Use find_overlapping if you want to report all matches, even if they overlap with each other.

use aho_corasick::{Automaton, AcAutomaton, Match};

let aut = AcAutomaton::new(vec!["abc", "a"]);
let matches: Vec<_> = aut.find_overlapping("abc").collect();
assert_eq!(matches, vec![
    Match { pati: 1, start: 0, end: 1}, Match { pati: 0, start: 0, end: 3 },
]);

// Regular `find` will report only one match:
let matches: Vec<_> = aut.find("abc").collect();
assert_eq!(matches, vec![Match { pati: 1, start: 0, end: 1}]);

Finally, there are also methods for finding matches on streams. Namely, the search text does not have to live in memory. It's useful to run this on files that can't fit into memory:

use std::fs::File;

use aho_corasick::{Automaton, AcAutomaton};

let aut = AcAutomaton::new(vec!["foo", "bar", "baz"]);
let rdr = File::open("search.txt").unwrap();
for m in aut.stream_find(rdr) {
    let m = m.unwrap(); // could be an IO error
    println!("Pattern '{}' matched at: ({}, {})",
             aut.pattern(m.pati), m.start, m.end);
}

There is also stream_find_overlapping, which is just like find_overlapping, but it operates on streams.

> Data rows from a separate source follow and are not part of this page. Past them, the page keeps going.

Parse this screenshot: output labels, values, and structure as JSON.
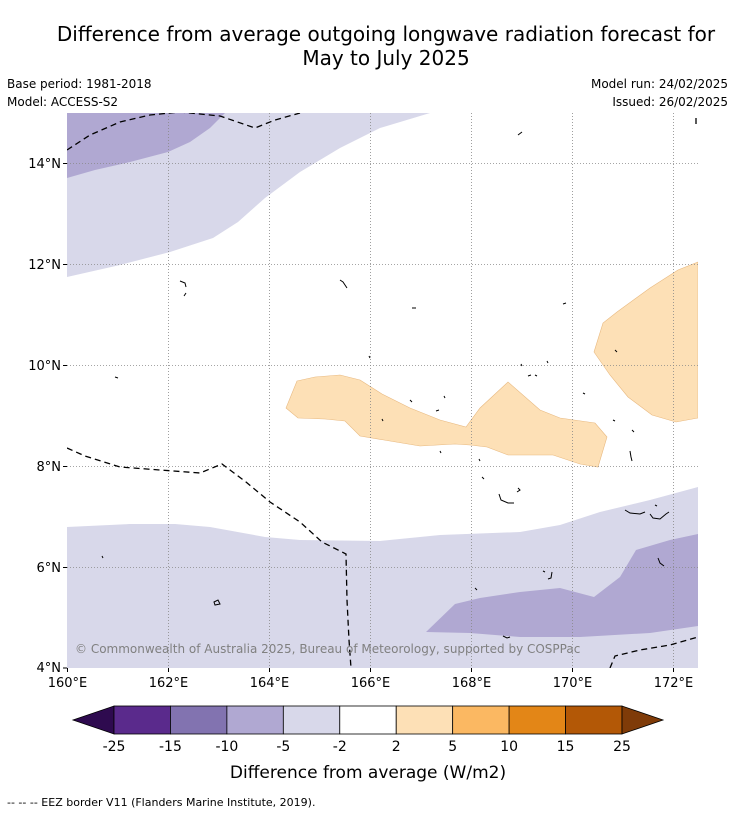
{
  "title": "Difference from average outgoing longwave radiation forecast for\nMay to July 2025",
  "meta_left": [
    "Base period: 1981-2018",
    "Model: ACCESS-S2"
  ],
  "meta_right": [
    "Model run: 24/02/2025",
    "Issued: 26/02/2025"
  ],
  "copyright": "© Commonwealth of Australia 2025, Bureau of Meteorology, supported by COSPPac",
  "map": {
    "lon_range": [
      160,
      172.5
    ],
    "lat_range": [
      4,
      15
    ],
    "x_ticks": [
      "160°E",
      "162°E",
      "164°E",
      "166°E",
      "168°E",
      "170°E",
      "172°E"
    ],
    "y_ticks": [
      "14°N",
      "12°N",
      "10°N",
      "8°N",
      "6°N",
      "4°N"
    ],
    "grid": true
  },
  "colorbar": {
    "title": "Difference from average (W/m2)",
    "labels": [
      "-25",
      "-15",
      "-10",
      "-5",
      "-2",
      "2",
      "5",
      "10",
      "15",
      "25"
    ],
    "colors": [
      "#2e0a4f",
      "#5a2a8c",
      "#8273b0",
      "#b0a8d2",
      "#d8d8ea",
      "#ffffff",
      "#fde0b6",
      "#fbb862",
      "#e38617",
      "#b35806",
      "#7f3b08"
    ]
  },
  "footnote": "--  --  -- EEZ border V11 (Flanders Marine Institute, 2019)."
}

Please see dict-search.rs in this crate's examples directory for a more complete example. It creates a large automaton from a dictionary and can do a streaming match over arbitrarily large data.

Memory usage

A key aspect of an Aho-Corasick implementation is how the state transitions are represented. The easiest way to make the automaton fast is to store a sparse 256-slot map in each state. It maps an input byte to a state index. This makes the matching loop extremely fast, since it translates to a simple pointer read.

The problem is that as the automaton accumulates more states, you end up paying a 256 * 4 (4 is for the u32 state index) byte penalty for every state regardless of how many transitions it has.

To solve this, only states near the root of the automaton have this sparse map representation. States near the leaves of the automaton use a dense mapping that requires a linear scan.

(The specific limit currently set is 3, so that states with a depth less than or equal to 3 are less memory efficient. The result is that the memory usage of the automaton stops growing rapidly past ~60MB, even for automatons with thousands of patterns.)

If you'd like to opt for the less-memory-efficient-but-faster version, then you can construct an AcAutomaton with a Sparse transition strategy:

use aho_corasick::{Automaton, AcAutomaton, Match, Sparse};

let aut = AcAutomaton::<Sparse>::with_transitions(vec!["abc", "a"]);
let matches: Vec<_> = aut.find("abc").collect();
assert_eq!(matches, vec![Match { pati: 1, start: 0, end: 1}]);

Structs

AcAutomaton

An Aho-Corasick finite automaton.

Dense

State transitions that can be stored either sparsely or densely.

FullAcAutomaton

A complete Aho-Corasick automaton.

Match

Records a match in the search text.

Matches

An iterator of non-overlapping matches for in-memory text.

MatchesOverlapping

An iterator of overlapping matches for in-memory text.

Sparse

State transitions that are always sparse.

StreamMatches

An iterator of non-overlapping matches for streaming text.

StreamMatchesOverlapping

An iterator of overlapping matches for streaming text.

Traits

Automaton

An abstraction over automatons and their corresponding iterators.

Transitions

An abstraction over state transition strategies.

Type Definitions

StateIdx

The integer type used for the state index.